The Anti-Terroristic Threat and Public Servant Protection Law. The law, which went into effect Oct. 1, makes false reports about using firearms in a violent manner a second-degree felony. Bomb threats have carried a second-degree felony, but only charges of “disrupting a school function”—a second-degree misdemeanor — could have been brought against someone making a gun threat.
The law also makes it a first-degree misdemeanor to threaten with death or serious harm a law enforcement officer, state attorney or assistant state attorney, firefighter, judge, elected official or any of their family members.
In the Pasco County School District, there already have been three incidents of students making gun threats through the first six weeks of the 2016-2017 school year.
Pasco County Superintendent Kurt Browning described such threats — regardless of the degree of seriousness — as being “incredibly disruptive” to the community.
“When someone makes what they consider a joke to shoot up the school, people panic,” Browning said during a Sept. 30 press conference. “I’ve pleaded with students, and I’ve asked their parents to plead with them, to think before posting an idle threat on social media, or to make any kind of verbal threat to carry out a shooting at any of our schools.”
He added: “When kids and their parents see these things, the fears spread quickly.”
Such threats, Browning said, often cause Pasco schools to become “half-empty” the following day.
“Students and parents are not going to take any chances when they hear rumors or see the posts on social media,” the superintendent said.
“It means that students who do show up are not going to learn much that day. It means that some teachers may decide not to teach the lesson that they had planned, because half the class will miss it,” Browning said.

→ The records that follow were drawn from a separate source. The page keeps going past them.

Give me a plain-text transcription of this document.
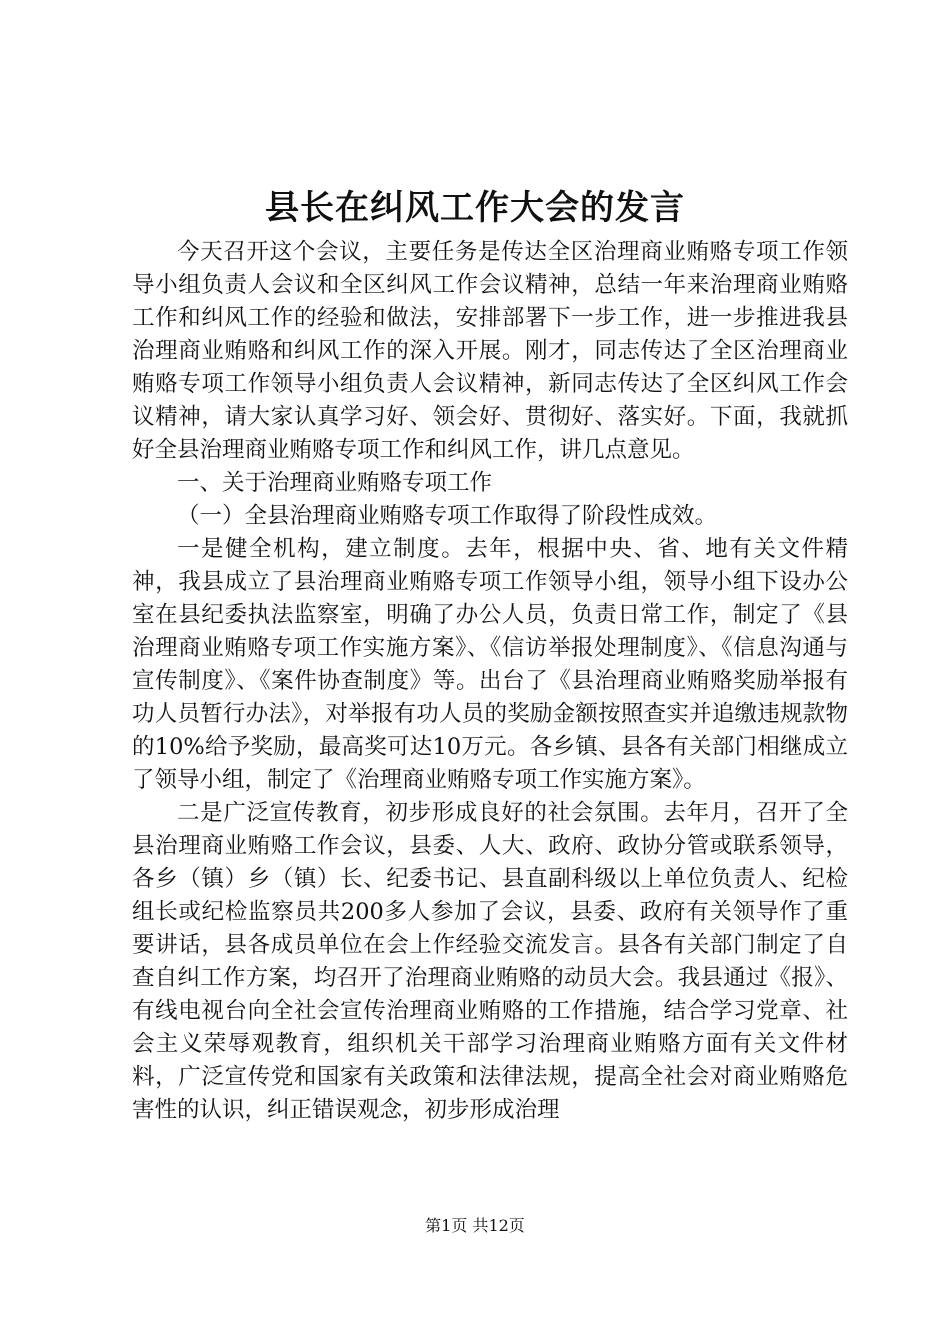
县长在纠风工作大会的发言

今天召开这个会议，主要任务是传达全区治理商业贿赂专项工作领导小组负责人会议和全区纠风工作会议精神，总结一年来治理商业贿赂工作和纠风工作的经验和做法，安排部署下一步工作，进一步推进我县治理商业贿赂和纠风工作的深入开展。刚才，同志传达了全区治理商业贿赂专项工作领导小组负责人会议精神，新同志传达了全区纠风工作会议精神，请大家认真学习好、领会好、贯彻好、落实好。下面，我就抓好全县治理商业贿赂专项工作和纠风工作，讲几点意见。

一、关于治理商业贿赂专项工作

（一）全县治理商业贿赂专项工作取得了阶段性成效。

一是健全机构，建立制度。去年，根据中央、省、地有关文件精神，我县成立了县治理商业贿赂专项工作领导小组，领导小组下设办公室在县纪委执法监察室，明确了办公人员，负责日常工作，制定了《县治理商业贿赂专项工作实施方案》、《信访举报处理制度》、《信息沟通与宣传制度》、《案件协查制度》等。出台了《县治理商业贿赂奖励举报有功人员暂行办法》，对举报有功人员的奖励金额按照查实并追缴违规款物的10%给予奖励，最高奖可达10万元。各乡镇、县各有关部门相继成立了领导小组，制定了《治理商业贿赂专项工作实施方案》。

二是广泛宣传教育，初步形成良好的社会氛围。去年月，召开了全县治理商业贿赂工作会议，县委、人大、政府、政协分管或联系领导，各乡（镇）乡（镇）长、纪委书记、县直副科级以上单位负责人、纪检组长或纪检监察员共200多人参加了会议，县委、政府有关领导作了重要讲话，县各成员单位在会上作经验交流发言。县各有关部门制定了自查自纠工作方案，均召开了治理商业贿赂的动员大会。我县通过《报》、有线电视台向全社会宣传治理商业贿赂的工作措施，结合学习党章、社会主义荣辱观教育，组织机关干部学习治理商业贿赂方面有关文件材料，广泛宣传党和国家有关政策和法律法规，提高全社会对商业贿赂危害性的认识，纠正错误观念，初步形成治理

第1页 共12页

Ava Cahoon, a junior at Land O’ Lakes High, said fellow classmates oftentimes become “very scared” when they hear such threats.

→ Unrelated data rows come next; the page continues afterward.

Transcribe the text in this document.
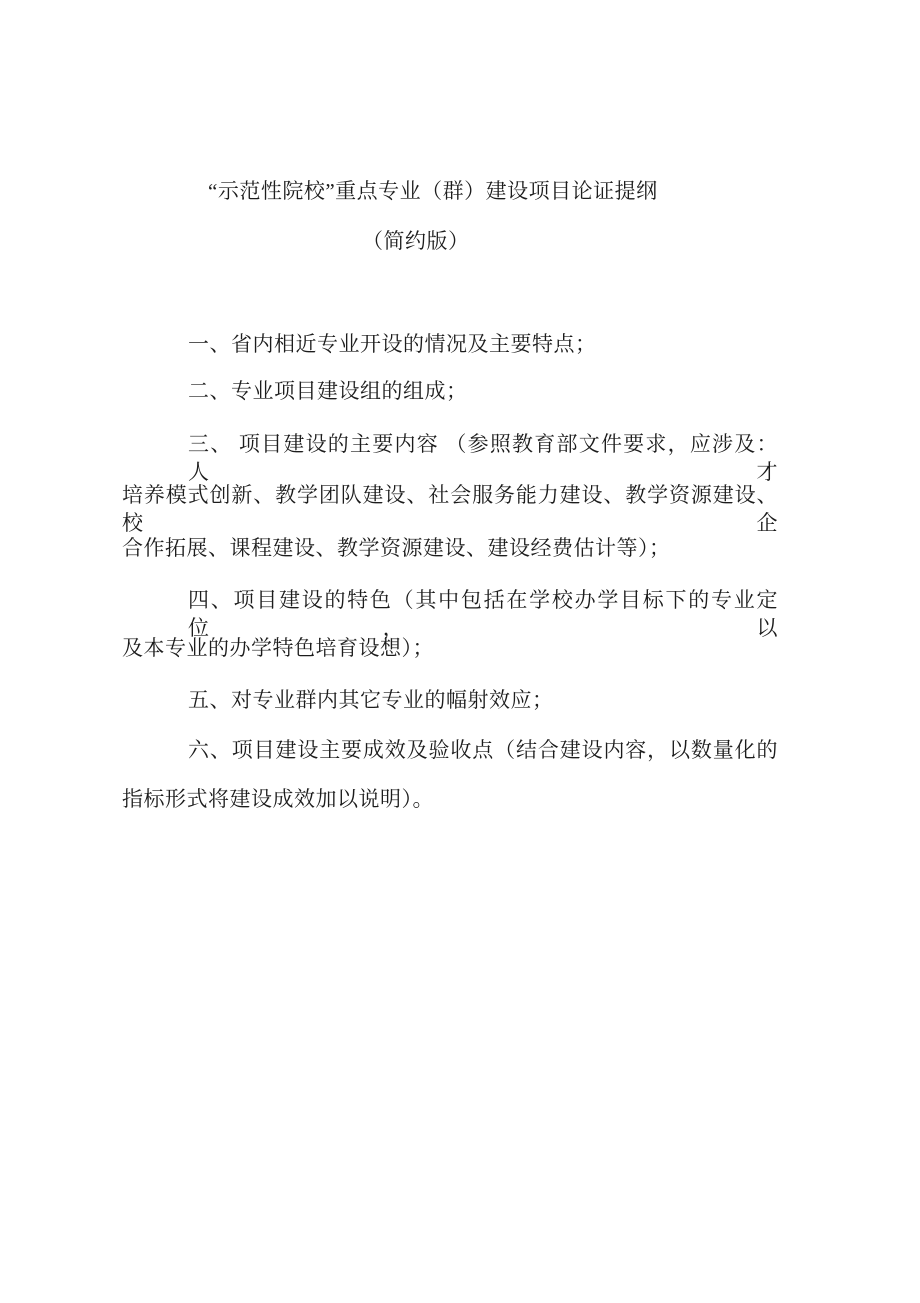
“示范性院校”重点专业（群）建设项目论证提纲
（简约版）
一、省内相近专业开设的情况及主要特点；
二、专业项目建设组的组成；
三、 项目建设的主要内容 （参照教育部文件要求，应涉及：人才
培养模式创新、教学团队建设、社会服务能力建设、教学资源建设、校企
合作拓展、课程建设、教学资源建设、建设经费估计等）；
四、项目建设的特色（其中包括在学校办学目标下的专业定位， 以
及本专业的办学特色培育设想）；
五、对专业群内其它专业的幅射效应；
六、项目建设主要成效及验收点（结合建设内容，以数量化的
指标形式将建设成效加以说明）。
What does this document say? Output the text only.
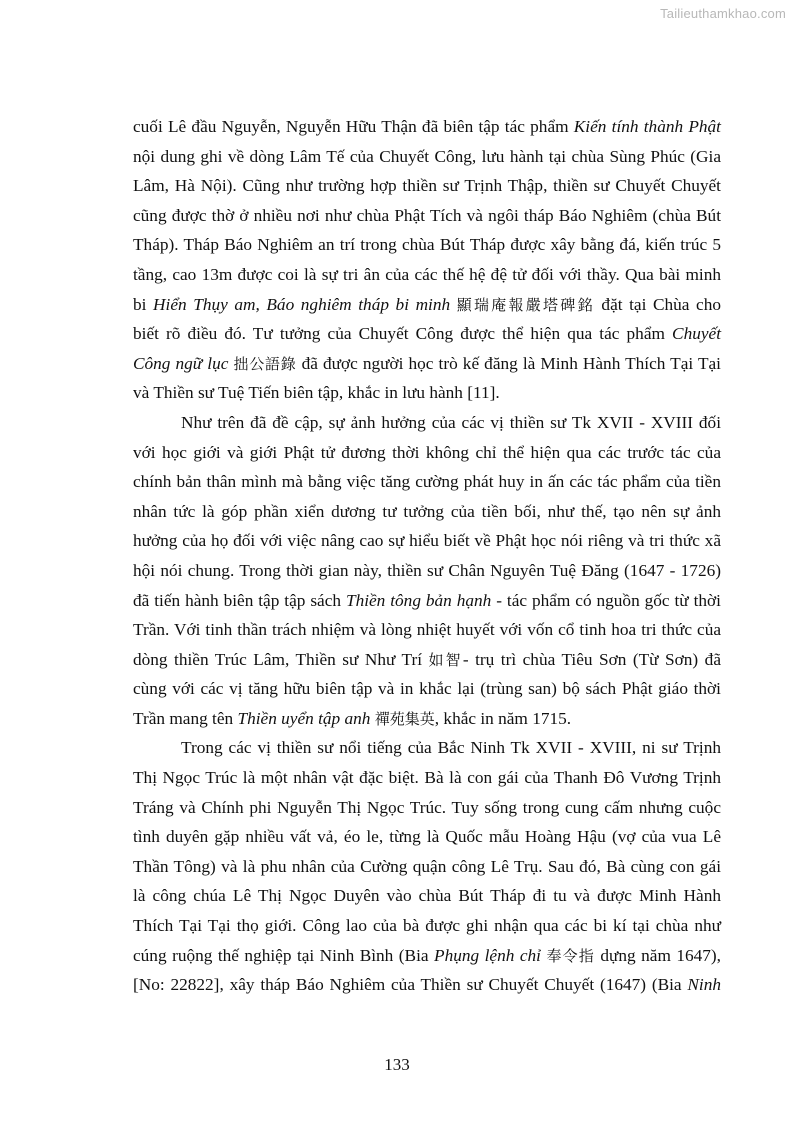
Tailieuthamkhao.com
cuối Lê đầu Nguyễn, Nguyễn Hữu Thận đã biên tập tác phẩm Kiến tính thành Phật
nội dung ghi về dòng Lâm Tế của Chuyết Công, lưu hành tại chùa Sùng Phúc (Gia
Lâm, Hà Nội). Cũng như trường hợp thiền sư Trịnh Thập, thiền sư Chuyết Chuyết
cũng được thờ ở nhiều nơi như chùa Phật Tích và ngôi tháp Báo Nghiêm (chùa Bút
Tháp). Tháp Báo Nghiêm an trí trong chùa Bút Tháp được xây bằng đá, kiến trúc 5
tầng, cao 13m được coi là sự tri ân của các thế hệ đệ tử đối với thầy. Qua bài minh
bi Hiển Thụy am, Báo nghiêm tháp bi minh 顯瑞庵報嚴塔碑銘 đặt tại Chùa cho
biết rõ điều đó. Tư tưởng của Chuyết Công được thể hiện qua tác phẩm Chuyết
Công ngữ lục 拙公語錄 đã được người học trò kế đăng là Minh Hành Thích Tại Tại
và Thiền sư Tuệ Tiến biên tập, khắc in lưu hành [11].
Như trên đã đề cập, sự ảnh hưởng của các vị thiền sư Tk XVII - XVIII đối
với học giới và giới Phật tử đương thời không chỉ thể hiện qua các trước tác của
chính bản thân mình mà bằng việc tăng cường phát huy in ấn các tác phẩm của tiền
nhân tức là góp phần xiển dương tư tưởng của tiền bối, như thế, tạo nên sự ảnh
hưởng của họ đối với việc nâng cao sự hiểu biết về Phật học nói riêng và tri thức xã
hội nói chung. Trong thời gian này, thiền sư Chân Nguyên Tuệ Đăng (1647 - 1726)
đã tiến hành biên tập tập sách Thiền tông bản hạnh - tác phẩm có nguồn gốc từ thời
Trần. Với tinh thần trách nhiệm và lòng nhiệt huyết với vốn cổ tinh hoa tri thức của
dòng thiền Trúc Lâm, Thiền sư Như Trí 如智- trụ trì chùa Tiêu Sơn (Từ Sơn) đã
cùng với các vị tăng hữu biên tập và in khắc lại (trùng san) bộ sách Phật giáo thời
Trần mang tên Thiền uyển tập anh 禪苑集英, khắc in năm 1715.
Trong các vị thiền sư nổi tiếng của Bắc Ninh Tk XVII - XVIII, ni sư Trịnh
Thị Ngọc Trúc là một nhân vật đặc biệt. Bà là con gái của Thanh Đô Vương Trịnh
Tráng và Chính phi Nguyễn Thị Ngọc Trúc. Tuy sống trong cung cấm nhưng cuộc
tình duyên gặp nhiều vất vả, éo le, từng là Quốc mẫu Hoàng Hậu (vợ của vua Lê
Thần Tông) và là phu nhân của Cường quận công Lê Trụ. Sau đó, Bà cùng con gái
là công chúa Lê Thị Ngọc Duyên vào chùa Bút Tháp đi tu và được Minh Hành
Thích Tại Tại thọ giới. Công lao của bà được ghi nhận qua các bi kí tại chùa như
cúng ruộng thế nghiệp tại Ninh Bình (Bia Phụng lệnh chỉ 奉令指 dựng năm 1647),
[No: 22822], xây tháp Báo Nghiêm của Thiền sư Chuyết Chuyết (1647) (Bia Ninh
133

“We have to go into lockdown, and we don’t learn at all,” Cahoon said. “We have to sit in the dark, and the teachers don’t get to teach at all.”
Pasco County Sheriff Chris Nocco said many of the threats are discovered via social media, including Twitter and Facebook.
“The sad reality,” Nocco said, “is a lot of times these are kids that are just playing a game or just messing around.
“If the kids in our own community realize they’re now going to have a felony charge…they’re not going to play with this game anymore.”
State Rep. Jimmie Smith, the house sponsor of Senate Bill 436, said the rise of social media has created a “sad state of affairs” for making terroristic threats.
“This legislation is going to ensure that those people who make these threats are properly punished,” Smith said.
Browning’s message to students: “Think before you act.”
“It has long-term consequences,” Browning said. “Your chances of getting into college almost disappear, chances of getting jobs almost disappear.”
“It can ruin your future,” Nocco agreed.